The Consumer Federation of America calls the argument by Texas Governor Rick Perry that cutting ethanol production will lower gasoline prices “strange.” I call that an understatement.
The CFA submitted comments to EPA today in advance of the decision coming down this afternoon on the request by Gov. Perry to cut the RFS by half.
The comments were filed in response to a study prepared for the state of Texas by Phillip K. Verleger and Darrel B. Chodorow who erroneously claim increasing demand for gasoline and crude oil would lower prices.
“The suggestion that increasing demand will lower oil and gasoline prices is not only contrary to Economics 101 and what independent analyses by Wall Street firms, government agencies, and academic institutions have concluded,” said Dr. Mark Cooper, CFA’s Director of Research, “but the study’s authors do not provide one shred of evidence to support their strange argument.”

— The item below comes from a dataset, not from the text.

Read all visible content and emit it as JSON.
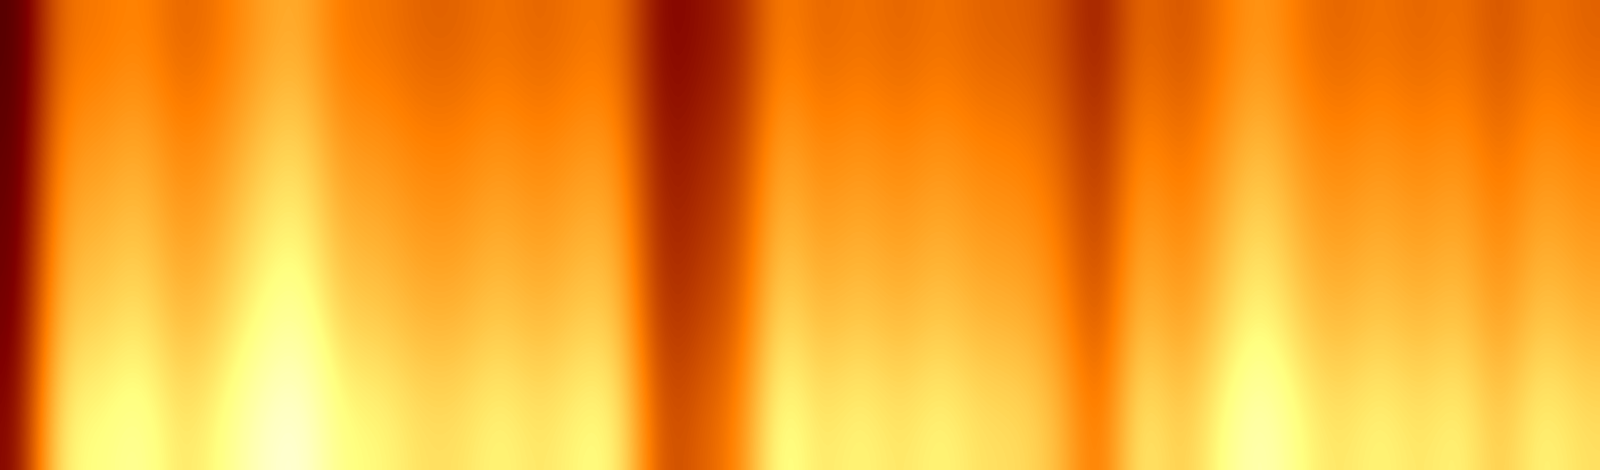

In fact, CFA says cutting ethanol production as requested would increase gas prices by almost 50 cents a gallon.
“We looked at the movement of refinery output, imports, exports and inventories, as well as recent price changes and could find no evidence that the market is or would behave in the bizarre, counterintuitive way that the Texas theory predicts,” Cooper concluded. “It is critical that the EPA base its decision on the waiver request on a proper understanding of how current energy markets work in the real world.”